L’État de nature, selon les “ananars”, sauvegarde la liberté quand l’avilissante société, dont le mariage intègre les fondations, attache ses cordes à nos pieds. Tout mariage, par définition, suppose un contrat. Et tout contrat entraîne des obligations… Le mariage ne peut donc être qu’une entrave à la liberté! C.Q.F.D. C’est ce que chanta Jean Ferrat: “Avec ces amours qui s’arrêtent/ Pas plus tôt dites qu’aussitôt faites/ Pour devenir loi conjugale/ Trois mômes et la vie à perpète/ Avec une femme qui te débecte/ Comme un paquet de linge sale” (La cavale, 1970). Un tableau qui donne la nausée. À rebuter la plus motivée des promises! Et choquer la ménagère de cinquante balais… “C’est d’les voir, les épouses/ Qui, de moins en moins belles/ Virent jalouses et n’inspirent/ Qu’un désir mensuel” (Les épouses, 2003) martèle Lynda Lemay, avant de reconnaître, piteuse : “Il est hors de question/ Qu’on m’épouse, mais je sais/ Que j’pourrais pas dire non/ Si tu me le demandais.”
Brassens, lui, clama sans fard son mépris de la société, de ses servitudes religieuses, policières et amoureuses. “Je ne me marierai jamais! assurait-il. Pourquoi faire, le mariage? Les gens se marient pour tellement de raisons, et qui ne sont pas des plus brillantes en général.”
Le mariage, à l’en croire, serait une agression qui bride les passions. Un miroir aux alouettes. Le libertaire de la chanson en fit une éblouissante création, l’une des plus belles chansons d’amour qui soient: “J’ai l’honneur de/ Ne pas te de-/ Mander ta main,/ Ne gravons pas/ Nos noms au bas/ D’un parchemin.” (La non-demande en mariage, 1966).

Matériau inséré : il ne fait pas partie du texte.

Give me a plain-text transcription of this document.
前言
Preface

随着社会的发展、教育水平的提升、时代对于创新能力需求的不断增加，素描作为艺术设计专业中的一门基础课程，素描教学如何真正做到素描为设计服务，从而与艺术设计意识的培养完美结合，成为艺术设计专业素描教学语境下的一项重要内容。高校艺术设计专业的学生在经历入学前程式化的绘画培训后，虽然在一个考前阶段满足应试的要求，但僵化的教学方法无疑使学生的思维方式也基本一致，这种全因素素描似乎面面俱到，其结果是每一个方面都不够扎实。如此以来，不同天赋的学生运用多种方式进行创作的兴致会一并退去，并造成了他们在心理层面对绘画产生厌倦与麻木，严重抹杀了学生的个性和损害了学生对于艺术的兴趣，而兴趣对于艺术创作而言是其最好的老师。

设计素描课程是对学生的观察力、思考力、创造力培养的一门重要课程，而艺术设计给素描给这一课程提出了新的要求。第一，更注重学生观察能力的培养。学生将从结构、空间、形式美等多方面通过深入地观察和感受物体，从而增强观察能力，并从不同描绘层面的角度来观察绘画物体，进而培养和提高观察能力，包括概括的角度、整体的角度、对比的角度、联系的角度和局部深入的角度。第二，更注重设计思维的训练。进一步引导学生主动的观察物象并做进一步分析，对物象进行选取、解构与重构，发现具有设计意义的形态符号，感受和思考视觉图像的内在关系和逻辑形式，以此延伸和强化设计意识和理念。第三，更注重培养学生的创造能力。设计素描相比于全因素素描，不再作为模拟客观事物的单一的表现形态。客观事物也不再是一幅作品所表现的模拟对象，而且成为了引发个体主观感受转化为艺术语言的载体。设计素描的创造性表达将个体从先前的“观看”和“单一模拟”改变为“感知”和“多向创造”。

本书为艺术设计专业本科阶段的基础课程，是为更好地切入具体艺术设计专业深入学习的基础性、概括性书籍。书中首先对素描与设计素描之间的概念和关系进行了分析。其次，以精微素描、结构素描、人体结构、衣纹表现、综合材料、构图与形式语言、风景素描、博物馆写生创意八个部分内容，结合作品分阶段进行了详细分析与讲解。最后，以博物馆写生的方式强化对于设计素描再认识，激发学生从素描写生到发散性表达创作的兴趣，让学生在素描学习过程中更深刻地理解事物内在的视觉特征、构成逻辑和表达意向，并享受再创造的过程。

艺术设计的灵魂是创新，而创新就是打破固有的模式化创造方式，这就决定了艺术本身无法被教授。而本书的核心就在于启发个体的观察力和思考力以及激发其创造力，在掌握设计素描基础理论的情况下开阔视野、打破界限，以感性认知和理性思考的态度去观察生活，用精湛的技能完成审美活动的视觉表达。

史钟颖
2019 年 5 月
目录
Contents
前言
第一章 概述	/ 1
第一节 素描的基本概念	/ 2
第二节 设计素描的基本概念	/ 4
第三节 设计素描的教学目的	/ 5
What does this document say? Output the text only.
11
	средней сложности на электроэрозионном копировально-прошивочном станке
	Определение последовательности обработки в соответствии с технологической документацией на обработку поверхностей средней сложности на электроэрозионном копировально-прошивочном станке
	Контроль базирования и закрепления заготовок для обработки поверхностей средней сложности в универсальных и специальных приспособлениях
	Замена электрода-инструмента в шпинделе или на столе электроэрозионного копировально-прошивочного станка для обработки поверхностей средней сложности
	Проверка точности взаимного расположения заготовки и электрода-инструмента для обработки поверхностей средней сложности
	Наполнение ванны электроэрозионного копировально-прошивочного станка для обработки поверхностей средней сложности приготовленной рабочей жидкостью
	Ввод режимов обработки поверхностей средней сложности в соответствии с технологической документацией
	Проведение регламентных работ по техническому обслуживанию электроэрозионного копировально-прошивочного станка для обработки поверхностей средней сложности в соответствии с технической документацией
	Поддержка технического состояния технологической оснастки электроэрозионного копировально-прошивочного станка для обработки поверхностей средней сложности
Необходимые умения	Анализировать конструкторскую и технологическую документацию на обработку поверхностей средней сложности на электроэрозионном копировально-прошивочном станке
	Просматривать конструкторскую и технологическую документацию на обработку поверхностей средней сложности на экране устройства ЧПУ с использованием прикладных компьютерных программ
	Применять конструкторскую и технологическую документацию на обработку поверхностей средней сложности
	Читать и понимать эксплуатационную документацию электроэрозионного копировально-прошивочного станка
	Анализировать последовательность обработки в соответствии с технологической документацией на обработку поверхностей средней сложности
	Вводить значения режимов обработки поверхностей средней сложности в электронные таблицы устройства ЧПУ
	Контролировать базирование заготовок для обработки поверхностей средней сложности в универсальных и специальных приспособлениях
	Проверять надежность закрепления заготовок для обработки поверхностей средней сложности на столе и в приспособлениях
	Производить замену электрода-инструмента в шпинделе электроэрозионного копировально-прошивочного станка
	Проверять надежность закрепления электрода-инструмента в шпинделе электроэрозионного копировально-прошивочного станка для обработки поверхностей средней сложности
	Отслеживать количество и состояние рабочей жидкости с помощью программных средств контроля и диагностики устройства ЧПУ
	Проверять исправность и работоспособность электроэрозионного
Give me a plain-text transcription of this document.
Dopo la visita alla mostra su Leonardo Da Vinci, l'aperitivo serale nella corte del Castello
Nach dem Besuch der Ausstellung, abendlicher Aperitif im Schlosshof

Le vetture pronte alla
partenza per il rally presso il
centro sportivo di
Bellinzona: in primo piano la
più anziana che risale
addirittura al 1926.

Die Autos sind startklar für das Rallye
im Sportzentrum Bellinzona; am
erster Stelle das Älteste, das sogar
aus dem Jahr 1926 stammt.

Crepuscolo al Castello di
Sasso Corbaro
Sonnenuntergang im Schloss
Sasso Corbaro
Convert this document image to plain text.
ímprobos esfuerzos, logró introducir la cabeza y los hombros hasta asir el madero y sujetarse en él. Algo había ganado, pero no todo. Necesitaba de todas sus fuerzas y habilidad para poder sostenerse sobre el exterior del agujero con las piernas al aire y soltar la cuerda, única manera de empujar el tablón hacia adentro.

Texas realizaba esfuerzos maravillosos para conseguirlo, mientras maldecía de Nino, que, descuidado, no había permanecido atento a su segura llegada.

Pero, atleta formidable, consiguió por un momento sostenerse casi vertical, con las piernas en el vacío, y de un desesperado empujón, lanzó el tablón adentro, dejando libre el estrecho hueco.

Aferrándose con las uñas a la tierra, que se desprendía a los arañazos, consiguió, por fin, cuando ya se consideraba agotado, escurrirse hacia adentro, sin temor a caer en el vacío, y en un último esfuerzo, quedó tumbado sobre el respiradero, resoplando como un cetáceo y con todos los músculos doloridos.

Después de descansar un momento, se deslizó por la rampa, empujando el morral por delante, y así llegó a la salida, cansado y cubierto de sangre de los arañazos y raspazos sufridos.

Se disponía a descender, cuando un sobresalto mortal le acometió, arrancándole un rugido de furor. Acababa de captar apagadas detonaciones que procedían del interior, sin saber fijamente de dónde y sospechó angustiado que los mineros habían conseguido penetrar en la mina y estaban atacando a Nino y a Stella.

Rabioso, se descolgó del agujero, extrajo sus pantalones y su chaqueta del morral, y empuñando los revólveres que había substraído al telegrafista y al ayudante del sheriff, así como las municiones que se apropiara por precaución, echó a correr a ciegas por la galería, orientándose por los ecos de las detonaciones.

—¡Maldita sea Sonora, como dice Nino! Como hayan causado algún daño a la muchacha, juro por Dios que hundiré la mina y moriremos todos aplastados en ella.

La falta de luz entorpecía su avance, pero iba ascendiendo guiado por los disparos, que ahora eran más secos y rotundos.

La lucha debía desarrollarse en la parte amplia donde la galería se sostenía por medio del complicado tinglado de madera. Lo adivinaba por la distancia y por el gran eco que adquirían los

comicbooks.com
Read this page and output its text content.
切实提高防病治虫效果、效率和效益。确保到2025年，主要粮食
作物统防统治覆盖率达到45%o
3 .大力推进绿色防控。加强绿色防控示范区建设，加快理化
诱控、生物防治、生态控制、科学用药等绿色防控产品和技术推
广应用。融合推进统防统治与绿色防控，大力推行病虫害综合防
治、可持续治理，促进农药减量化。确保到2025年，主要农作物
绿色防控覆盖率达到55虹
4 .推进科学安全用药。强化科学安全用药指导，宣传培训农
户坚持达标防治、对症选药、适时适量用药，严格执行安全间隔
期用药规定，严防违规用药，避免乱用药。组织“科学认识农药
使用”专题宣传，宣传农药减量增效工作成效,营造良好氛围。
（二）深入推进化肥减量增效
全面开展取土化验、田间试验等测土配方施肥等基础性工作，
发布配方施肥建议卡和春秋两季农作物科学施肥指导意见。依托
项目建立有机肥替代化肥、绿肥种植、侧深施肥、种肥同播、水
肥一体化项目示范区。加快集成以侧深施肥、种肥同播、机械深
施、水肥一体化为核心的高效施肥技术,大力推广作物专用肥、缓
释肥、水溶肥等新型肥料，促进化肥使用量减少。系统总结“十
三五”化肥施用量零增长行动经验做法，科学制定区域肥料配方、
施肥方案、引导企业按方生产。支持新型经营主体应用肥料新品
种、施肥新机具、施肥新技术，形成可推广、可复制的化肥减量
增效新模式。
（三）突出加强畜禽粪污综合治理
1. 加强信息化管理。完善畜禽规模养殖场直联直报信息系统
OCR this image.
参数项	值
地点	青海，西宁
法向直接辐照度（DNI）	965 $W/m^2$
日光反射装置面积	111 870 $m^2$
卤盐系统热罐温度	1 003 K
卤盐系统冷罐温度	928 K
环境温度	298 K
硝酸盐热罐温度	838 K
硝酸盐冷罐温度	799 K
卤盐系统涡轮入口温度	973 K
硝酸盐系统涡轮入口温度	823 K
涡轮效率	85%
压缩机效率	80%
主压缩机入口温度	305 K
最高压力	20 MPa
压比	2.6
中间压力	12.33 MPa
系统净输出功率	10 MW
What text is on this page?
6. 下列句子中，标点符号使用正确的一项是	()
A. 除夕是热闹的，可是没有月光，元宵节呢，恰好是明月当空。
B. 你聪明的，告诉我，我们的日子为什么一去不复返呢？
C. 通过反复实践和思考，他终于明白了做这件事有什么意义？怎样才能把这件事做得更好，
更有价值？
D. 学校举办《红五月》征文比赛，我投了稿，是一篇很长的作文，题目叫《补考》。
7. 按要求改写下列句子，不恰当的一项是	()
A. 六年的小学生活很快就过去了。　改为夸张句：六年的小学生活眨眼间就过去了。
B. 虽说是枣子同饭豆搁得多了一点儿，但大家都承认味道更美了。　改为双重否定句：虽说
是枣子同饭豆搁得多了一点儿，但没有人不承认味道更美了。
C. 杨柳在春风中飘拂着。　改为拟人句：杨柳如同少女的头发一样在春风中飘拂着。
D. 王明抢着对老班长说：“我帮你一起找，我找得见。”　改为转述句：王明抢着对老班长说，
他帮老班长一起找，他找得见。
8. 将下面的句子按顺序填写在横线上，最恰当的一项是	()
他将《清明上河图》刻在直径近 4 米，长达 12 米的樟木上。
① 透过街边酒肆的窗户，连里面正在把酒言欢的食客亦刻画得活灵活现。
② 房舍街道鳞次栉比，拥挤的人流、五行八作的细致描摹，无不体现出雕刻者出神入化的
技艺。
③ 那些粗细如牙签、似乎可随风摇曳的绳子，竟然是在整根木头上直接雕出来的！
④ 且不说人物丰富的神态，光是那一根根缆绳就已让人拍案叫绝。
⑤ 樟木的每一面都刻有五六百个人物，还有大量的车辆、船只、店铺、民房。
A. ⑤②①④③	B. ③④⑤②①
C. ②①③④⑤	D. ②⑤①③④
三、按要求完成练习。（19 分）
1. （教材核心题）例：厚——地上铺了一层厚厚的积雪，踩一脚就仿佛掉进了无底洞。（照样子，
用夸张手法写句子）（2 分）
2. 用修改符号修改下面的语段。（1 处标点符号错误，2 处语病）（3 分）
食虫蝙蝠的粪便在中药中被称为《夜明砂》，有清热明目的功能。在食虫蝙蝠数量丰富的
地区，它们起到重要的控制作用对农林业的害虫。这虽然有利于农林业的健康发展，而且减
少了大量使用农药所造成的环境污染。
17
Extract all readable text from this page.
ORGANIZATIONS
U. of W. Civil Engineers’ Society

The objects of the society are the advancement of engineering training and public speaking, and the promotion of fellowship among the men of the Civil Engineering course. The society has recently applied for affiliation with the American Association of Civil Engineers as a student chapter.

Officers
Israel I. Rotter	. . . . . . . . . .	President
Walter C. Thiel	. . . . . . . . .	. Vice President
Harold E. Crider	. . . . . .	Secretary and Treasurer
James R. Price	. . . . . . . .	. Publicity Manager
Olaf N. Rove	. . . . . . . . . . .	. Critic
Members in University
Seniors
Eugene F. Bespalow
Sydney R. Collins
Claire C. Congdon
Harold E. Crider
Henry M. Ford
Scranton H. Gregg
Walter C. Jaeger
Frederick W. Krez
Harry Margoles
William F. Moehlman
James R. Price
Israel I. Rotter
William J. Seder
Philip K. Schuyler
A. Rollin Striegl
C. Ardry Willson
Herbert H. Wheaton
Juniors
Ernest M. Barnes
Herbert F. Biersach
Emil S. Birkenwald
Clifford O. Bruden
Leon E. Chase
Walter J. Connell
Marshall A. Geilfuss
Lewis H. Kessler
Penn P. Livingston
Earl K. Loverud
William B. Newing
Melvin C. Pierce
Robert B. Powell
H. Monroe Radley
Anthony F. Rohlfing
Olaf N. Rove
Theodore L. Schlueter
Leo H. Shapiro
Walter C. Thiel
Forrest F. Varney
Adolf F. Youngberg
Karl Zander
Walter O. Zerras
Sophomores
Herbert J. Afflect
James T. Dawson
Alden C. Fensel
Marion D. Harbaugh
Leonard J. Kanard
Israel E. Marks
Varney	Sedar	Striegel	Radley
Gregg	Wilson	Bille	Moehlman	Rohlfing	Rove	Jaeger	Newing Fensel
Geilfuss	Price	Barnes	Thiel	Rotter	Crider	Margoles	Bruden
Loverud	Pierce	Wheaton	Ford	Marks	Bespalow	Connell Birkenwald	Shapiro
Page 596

Le 23 mars 2008, l’ex-première Dame de France, Cécilia Ciganer-Albéniz, qui fut jadis mariée par Nicolas Sarkozy, alors maire de Neuilly, avant de l’épouser et de lui donner un enfant, convolait en grande pompe et en troisièmes noces, moins de deux mois après son ex-mari, et cinq mois après leur divorce, avec un riche publicitaire. Un événement sans doute assez sérieux pour que toute la presse en relate la mise en scène et les échos fastueux: trois jours de festivités à New York, avec 150 invités triés sur le volet. Qui dit mieux?